The more each one strives, and is able, to seek his own advantage, i.e., to preserve his being, the more he is endowed with virtue; conversely, insofar as each one neglects his own advantage, i.e., neglects to preserve his own being, he lacks power.
All very simple – but we’re pretty complex in our motivations aren’t we? All that complexity comes from our reaction to other people and things; or as Spinoza has them ‘objects’.
There are as many species of Joy, Sadness and Desire, and consequently of each affect composed of these (like vacillation of mind) or derived from them (like love, hate, hope, fear, etc.), as there are objects (i.e. things) by which we are affected.

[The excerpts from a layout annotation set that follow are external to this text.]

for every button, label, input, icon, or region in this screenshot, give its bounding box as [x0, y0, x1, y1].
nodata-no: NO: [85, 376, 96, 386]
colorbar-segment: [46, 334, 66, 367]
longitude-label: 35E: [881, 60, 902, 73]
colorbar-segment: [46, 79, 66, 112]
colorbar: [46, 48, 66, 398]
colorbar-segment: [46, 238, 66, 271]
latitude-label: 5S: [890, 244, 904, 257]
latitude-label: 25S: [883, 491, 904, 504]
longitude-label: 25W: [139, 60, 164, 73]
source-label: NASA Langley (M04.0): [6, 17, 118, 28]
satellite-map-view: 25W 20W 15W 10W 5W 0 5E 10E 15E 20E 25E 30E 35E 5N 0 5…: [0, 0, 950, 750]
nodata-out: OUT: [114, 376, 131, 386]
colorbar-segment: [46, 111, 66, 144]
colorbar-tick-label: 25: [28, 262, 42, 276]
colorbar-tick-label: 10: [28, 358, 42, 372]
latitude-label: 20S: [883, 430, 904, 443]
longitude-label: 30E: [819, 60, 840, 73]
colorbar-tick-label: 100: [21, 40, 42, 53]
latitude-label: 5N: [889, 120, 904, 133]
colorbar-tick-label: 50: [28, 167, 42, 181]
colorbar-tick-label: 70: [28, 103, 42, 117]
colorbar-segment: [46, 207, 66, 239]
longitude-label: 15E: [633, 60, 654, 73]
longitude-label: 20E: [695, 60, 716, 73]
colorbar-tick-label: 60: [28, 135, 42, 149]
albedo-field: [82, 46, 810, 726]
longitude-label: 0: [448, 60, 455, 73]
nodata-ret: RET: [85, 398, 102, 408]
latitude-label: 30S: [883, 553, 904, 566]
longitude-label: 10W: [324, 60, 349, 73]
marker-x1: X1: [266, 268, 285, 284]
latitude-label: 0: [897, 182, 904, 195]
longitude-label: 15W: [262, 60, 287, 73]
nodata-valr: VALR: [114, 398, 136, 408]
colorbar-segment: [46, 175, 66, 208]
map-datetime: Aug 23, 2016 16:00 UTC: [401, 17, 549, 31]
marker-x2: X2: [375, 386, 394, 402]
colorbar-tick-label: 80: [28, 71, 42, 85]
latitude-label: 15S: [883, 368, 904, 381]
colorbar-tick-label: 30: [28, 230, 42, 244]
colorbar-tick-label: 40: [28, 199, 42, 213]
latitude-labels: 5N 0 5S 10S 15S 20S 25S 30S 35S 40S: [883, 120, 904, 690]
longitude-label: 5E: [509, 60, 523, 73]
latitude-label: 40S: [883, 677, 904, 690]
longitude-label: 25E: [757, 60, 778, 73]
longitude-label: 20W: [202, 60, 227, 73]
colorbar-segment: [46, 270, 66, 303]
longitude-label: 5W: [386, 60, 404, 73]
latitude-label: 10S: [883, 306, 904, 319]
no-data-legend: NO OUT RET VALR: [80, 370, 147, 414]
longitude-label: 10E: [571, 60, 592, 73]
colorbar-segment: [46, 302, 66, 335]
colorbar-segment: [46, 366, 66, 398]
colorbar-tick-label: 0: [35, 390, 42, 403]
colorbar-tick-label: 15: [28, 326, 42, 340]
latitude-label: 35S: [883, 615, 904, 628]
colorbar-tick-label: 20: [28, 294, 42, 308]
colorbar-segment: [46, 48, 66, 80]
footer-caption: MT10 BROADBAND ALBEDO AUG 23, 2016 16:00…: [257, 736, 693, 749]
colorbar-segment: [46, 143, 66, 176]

And a key part of achieving virtue, and correctly developing and using our ‘power’ of right action, is developing ‘clear and distinct ideas’ on things. As LeBuffe explains:
When I do something that fails to help me to persevere, it’s because the ideas on which I based my action were confused; that is, I thought I knew what would help me to persevere, but I was wrong.
When I do something that does help me to persevere, though (unless I have simply been lucky in acting from an inadequate idea), it is because I acted on clear and distinct ideas or, in other words, genuine knowledge about what would help me to persevere.
And this of course is a life’s work; coming to know ourselves, understand others and appreciate how the world works.
But does this mean there is no objective good and bad? Looks like it… For Spinoza:
As far as good and evil are concerned, they also indicate nothing positive in things, considered in themselves, nor are they anything other than modes of thinking, or notions we form because we compare things to one another. For one and the same thing can be good, and [evil], and also indifferent. For example, Music is good for one who is melancholy, [evil to] one who is mourning, and neither good nor [evil] to one who is deaf.
Truth is, as Spinoza sees it, they are the other way around:
It is clear that we neither strive for, nor will, neither want, nor desire anything because we judge it to be good; on the contrary, we judge something to be good because we strive for it, will it, want it, and desire it.
LeBuffe concludes we need to stop kidding ourselves:
The ideal we set before ourselves will be a person who possesses the greatest possible power of action. This would be, in effect, to correlate our systematically distorted ways of perceiving ourselves—as free agents pursuing as an end a model of human nature—with the causes that really determine our actions.
So does this mean anything goes?
No, because we live in community, society and constant connection with myriad others, each with their own delusions, desires, passions and ideas of what’s good and bad; and that 100% creates our context.
And so as Susan Jones explained in Philosophy Bites in December 2007, Spinoza’s sage advice is to find a ‘community’ whose values you share – as he himself did. Because given how small our ‘power’ to influence events, people, ourselves and human nature truly is, you won’t make much headway in changing one you don’t.
And this piece of Spinoza’s advice – from across time and place – is part of why I’m changing jobs next month.